ANDREOTTI, Maria Beatriz. A constituição de alteridade a partir da linha do trem. O Bairro Padova-Nord em Pádua (Vêneto, Itália) e a Vila Industrial em Campinas (São Paulo, Brasil). Minha Cidade, São Paulo, ano 21, n. 248.03, Vitruvius, mar. 2021 <https://vitruvius.com.br/revistas/read/minhacidade/21.248/8052>.


Acesso ao túnel de pedestres, que liga o Vila Industrial ao Centro
Foto Paulo Humberto [Wikimedia Commons]


A Vila Industrial, em Campinas, constituiu-se como bairro apenas no século 19 com identidade fortemente marcada pela delimitação imposta pelos limites do trem. Com a chegada da ferrovia à cidade, em 1870, foi claramente definida pela linha férrea a demarcação entre o centro e a Vila Industrial. Local onde eram implantados os equipamentos urbanos degradados, para excluí-los da ‘cidade’, foi também posto de moradia da população operária e pobre. A partir da apropriação simbólica da linha do trem, estabeleceu-se uma dicotomia entre seus dois lados (1), onde o lado da Vila Industrial seria o receptor daquilo que deveria ser invisibilizado.

O Bairro Padova-Nord, por sua vez, está situado ao norte da cidade de Pádua, Itália. Experimentou grande crescimento a partir do século 19, embora seu povoamento remonte ao período anterior à ocupação romana. Assim como o observado na constituição do bairro campineiro, seu desenvolvimento urbano foi fortemente marcado pela implantação da ferrovia, em 1842. Embora com características diversas daquelas apresentadas em Campinas, houve igualmente uma apropriação simbólica da divisão sugerida pela linha do trem. Isto porque o bairro concentra grande parte dos imigrantes residentes na cidade, uma população marginalizada, cuja tentativa também é de ocultá-la e distanciá-la da parte central e turística.

Padova-Nord, Pádua, Itália

Pádua, na região do Vêneto, Itália, possui atualmente cerca de duzentos mil habitantes, divididos em seis bairros (2): Centro, Norte, Sudeste, Sudoeste, Leste e Oeste.

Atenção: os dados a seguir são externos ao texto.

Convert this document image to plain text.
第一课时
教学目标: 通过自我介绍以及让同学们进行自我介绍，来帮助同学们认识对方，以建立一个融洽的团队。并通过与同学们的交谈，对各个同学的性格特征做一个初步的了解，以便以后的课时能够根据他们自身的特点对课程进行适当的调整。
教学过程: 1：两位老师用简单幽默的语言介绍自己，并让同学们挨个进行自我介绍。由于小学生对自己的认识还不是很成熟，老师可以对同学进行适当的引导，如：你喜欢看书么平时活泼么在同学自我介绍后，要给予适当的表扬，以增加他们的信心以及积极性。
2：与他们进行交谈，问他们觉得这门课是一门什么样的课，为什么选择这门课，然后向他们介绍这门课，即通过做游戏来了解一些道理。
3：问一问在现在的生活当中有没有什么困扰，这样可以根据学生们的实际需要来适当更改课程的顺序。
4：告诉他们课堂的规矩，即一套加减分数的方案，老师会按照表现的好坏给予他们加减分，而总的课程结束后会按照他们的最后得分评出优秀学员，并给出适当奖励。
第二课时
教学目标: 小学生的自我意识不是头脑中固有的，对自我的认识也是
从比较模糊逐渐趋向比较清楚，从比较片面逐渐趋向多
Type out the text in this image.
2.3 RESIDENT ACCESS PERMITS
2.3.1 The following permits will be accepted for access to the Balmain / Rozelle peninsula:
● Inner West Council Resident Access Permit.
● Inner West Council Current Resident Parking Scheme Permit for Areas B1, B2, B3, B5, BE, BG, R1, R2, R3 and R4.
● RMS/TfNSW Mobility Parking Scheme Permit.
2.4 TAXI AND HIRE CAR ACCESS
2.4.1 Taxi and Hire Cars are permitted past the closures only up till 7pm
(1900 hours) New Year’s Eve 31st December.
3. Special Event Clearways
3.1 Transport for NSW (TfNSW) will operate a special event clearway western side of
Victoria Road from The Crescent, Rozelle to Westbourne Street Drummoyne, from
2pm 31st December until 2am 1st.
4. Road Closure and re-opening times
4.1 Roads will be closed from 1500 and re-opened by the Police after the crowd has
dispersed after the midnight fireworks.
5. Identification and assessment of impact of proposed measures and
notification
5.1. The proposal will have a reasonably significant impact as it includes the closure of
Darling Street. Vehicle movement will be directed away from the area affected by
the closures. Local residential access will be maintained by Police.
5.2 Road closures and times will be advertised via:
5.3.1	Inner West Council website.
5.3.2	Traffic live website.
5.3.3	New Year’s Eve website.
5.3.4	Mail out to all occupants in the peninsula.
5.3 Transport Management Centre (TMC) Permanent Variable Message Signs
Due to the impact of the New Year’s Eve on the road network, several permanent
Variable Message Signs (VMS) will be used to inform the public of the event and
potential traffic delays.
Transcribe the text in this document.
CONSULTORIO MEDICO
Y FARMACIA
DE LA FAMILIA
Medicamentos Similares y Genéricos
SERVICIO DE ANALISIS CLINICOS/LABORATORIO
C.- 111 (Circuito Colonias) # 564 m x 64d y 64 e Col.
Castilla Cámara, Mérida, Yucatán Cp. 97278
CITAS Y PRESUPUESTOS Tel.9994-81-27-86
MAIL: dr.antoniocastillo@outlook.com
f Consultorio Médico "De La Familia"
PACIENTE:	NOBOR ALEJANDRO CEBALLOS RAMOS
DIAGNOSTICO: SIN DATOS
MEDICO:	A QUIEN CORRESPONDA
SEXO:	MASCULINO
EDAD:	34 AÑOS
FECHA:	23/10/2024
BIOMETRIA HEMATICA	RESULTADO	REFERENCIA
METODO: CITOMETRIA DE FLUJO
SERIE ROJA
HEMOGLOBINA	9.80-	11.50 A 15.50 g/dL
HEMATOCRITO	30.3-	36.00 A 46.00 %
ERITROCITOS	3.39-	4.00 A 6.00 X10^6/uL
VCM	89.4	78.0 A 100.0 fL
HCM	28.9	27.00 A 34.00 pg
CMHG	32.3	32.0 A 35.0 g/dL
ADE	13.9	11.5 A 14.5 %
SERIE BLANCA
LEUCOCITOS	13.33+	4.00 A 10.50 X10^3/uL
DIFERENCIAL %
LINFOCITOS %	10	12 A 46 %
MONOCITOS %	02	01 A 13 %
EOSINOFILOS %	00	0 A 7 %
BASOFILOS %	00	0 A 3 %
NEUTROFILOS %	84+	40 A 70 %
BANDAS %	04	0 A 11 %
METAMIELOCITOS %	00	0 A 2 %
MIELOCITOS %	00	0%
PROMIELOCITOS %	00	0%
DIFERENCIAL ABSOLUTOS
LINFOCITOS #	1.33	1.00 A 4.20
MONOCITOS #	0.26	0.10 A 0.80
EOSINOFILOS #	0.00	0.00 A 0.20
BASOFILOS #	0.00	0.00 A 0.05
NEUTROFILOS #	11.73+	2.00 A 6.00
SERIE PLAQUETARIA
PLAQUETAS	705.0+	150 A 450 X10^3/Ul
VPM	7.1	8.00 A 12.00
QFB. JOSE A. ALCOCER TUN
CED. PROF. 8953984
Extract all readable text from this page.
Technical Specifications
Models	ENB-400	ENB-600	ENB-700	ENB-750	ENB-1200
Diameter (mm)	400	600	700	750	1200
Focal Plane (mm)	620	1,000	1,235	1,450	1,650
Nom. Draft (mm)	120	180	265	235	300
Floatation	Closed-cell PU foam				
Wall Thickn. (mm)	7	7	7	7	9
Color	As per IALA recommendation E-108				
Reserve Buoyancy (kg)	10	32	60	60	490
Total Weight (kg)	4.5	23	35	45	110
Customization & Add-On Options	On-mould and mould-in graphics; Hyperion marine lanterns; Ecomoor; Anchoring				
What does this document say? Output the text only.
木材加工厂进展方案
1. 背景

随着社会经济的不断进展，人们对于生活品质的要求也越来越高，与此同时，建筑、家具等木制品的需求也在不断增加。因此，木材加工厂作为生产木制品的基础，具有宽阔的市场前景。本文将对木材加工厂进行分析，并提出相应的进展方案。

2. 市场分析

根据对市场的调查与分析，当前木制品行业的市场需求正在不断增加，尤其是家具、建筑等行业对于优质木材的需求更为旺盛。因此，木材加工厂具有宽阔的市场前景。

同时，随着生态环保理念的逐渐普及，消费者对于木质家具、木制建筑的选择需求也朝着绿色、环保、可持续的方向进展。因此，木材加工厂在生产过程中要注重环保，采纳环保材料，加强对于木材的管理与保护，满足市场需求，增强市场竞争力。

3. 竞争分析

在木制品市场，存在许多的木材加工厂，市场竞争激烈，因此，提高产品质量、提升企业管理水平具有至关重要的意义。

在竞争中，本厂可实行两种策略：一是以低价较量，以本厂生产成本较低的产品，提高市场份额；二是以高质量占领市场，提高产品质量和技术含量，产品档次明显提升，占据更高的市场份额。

A parte central da cidade encontra-se bem delimitada pelo desenho da muralha medieval e os demais bairros vieram a se consolidar neste perímetro, constituindo assim suas primeiras periferias.

A delimitação atual do bairro norte, Padova-Nord, foi definida pela municipalidade nos anos 2000, sendo reconhecida principalmente pelos limites físicos impostos pelo Rio Brenta, pela autoestrada A4 e pelas linhas ferroviárias que cortam a região.

Uma das hipóteses para sua ocupação está ligada à atividade de agricultura, favorecida pelas inundações do rio (3), como também pela presença das rotas romanas de acesso à cidade (4). No período medieval seriam implantados na área o monastério de “Santa Maria de Cella” e os “Fradi Minori”, com objetivo de dar assistência aos jovens e pobres que habitavam o local (5). Sua população era numerosa, reconhecidamente popular, “popolo minuto”, já que vivia do próprio trabalho.

Mapa de Padova Nord, em Pádua, região norte veneziana, Itália
Imagem da autora

Outros dois importantes aspectos são fundamentais para entender a ocupação do bairro. Na metade do século 19, deu-se início o projeto de retificação do Rio Brenta, favorecendo a sua ocupação. A chegada da ferrovia, em 1842, iria alterar significativamente as relações deste bairro com o restante da cidade, influenciando definitivamente o seu grande desenvolvimento urbano.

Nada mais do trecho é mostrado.